Jak informuje na swojej stronie Komitet Mieszkańców Stacja Żywiecczyzna, Urząd Marszałkowski Województwa Małopolskiego w Krakowie nie sfinansuje nawet KKA na trasie Sucha Beskidzka – Żywiec.
To oznacza, że od 11 grudnia br. może nie być nawet autobusów na tej linii. Jak dodaje KMSŻ, Urząd Marszałkowski Województwa Śląskiego nie podjął jeszcze decyzji w przedmiotowej sprawie.
Zdaniem przedstawicieli KMSŻ, sytuację można rozwiązać poprzez uruchomienie dwóch par pociągów Kraków - Żywiec oraz przedłużenia 1-2 pociągów Katowice - Żywiec do Suchej Beskidzkiej. Komitet apeluje o wysyłanie petycji w tej sprawie do władz woj. śląskiego i małopolskiego oraz władz Przewozów Regionalnych.
Z nieoficjalnych informacji, do jakich dotarł „Rynek Kolejowy” wynika, że Urząd Marszałkowski Województwa Małopolskiego faktycznie wycofał się z finansowania połączeń między Żywcem a Suchą Beskidzką. Urząd Marszałkowski Województwa Śląskiego nie zajął jeszcze stanowiska w tej sprawie.

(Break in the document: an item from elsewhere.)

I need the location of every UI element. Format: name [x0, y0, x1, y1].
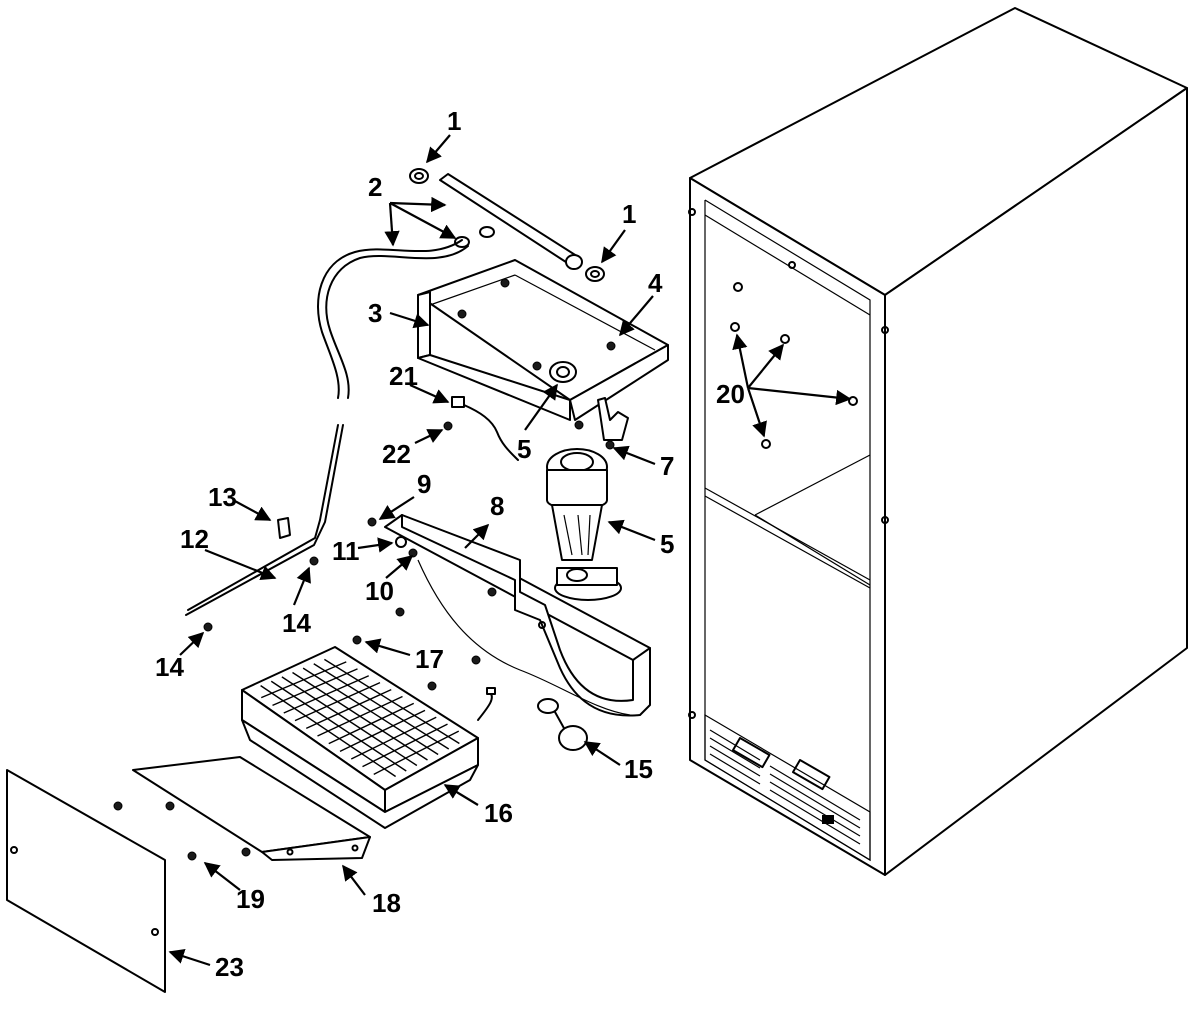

Niedawno Przewozy Regionalne rozstrzygnęły przetargi na świadczenie usług zastępczej komunikacji autobusowej w rozkładzie 2011/2012 na trasie z Żywca do Suchej Beskidzkiej (o jego wynikach informowaliśmy tutaj). Według opublikowanego już projektu rozkładu, między Żywcem a Suchą Beskidzką miały kursować dwie pary pary połączeń z codziennym terminem kursowania (z Żywca o 7.42 i 17.59 oraz z Suchej Beskidzkiej o 6.10 i 16.15) oraz trzy z terminem kursowania ograniczonym do dni robocze od poniedziałku do piątku (Żywiec: 5.16, 15.19, 20.25; Sucha Beskidzka: 3.46, 11.22, 18.49).
Decyzja władz Małopolski o zaprzestaniu finansowania połączeń pomiędzy Żywcem a Suchą Beskidzką stoi w sprzeczności z wypowiedzią marszałka Marka Sowy dla „Dziennika Polskiego” z początku listopada. Marszałek podkreślił, że w rozkładzie 2011/2012 zostaną utrzymane wszystkie te połączenia, które funkcjonują w ramach obecnie obowiązującego rozkładu. Jednocześnie marszałek Sowa zapowiedział likwidację od rozkładu 2012/2013 wszystkich tych połączeń, w których przychód ze sprzedaży biletów pokrywa mniej, niż 25% kosztów ich uruchamiania. Jak zaznaczył marszałek, w niektórych regionach województwa pozostaną wówczas tylko busy.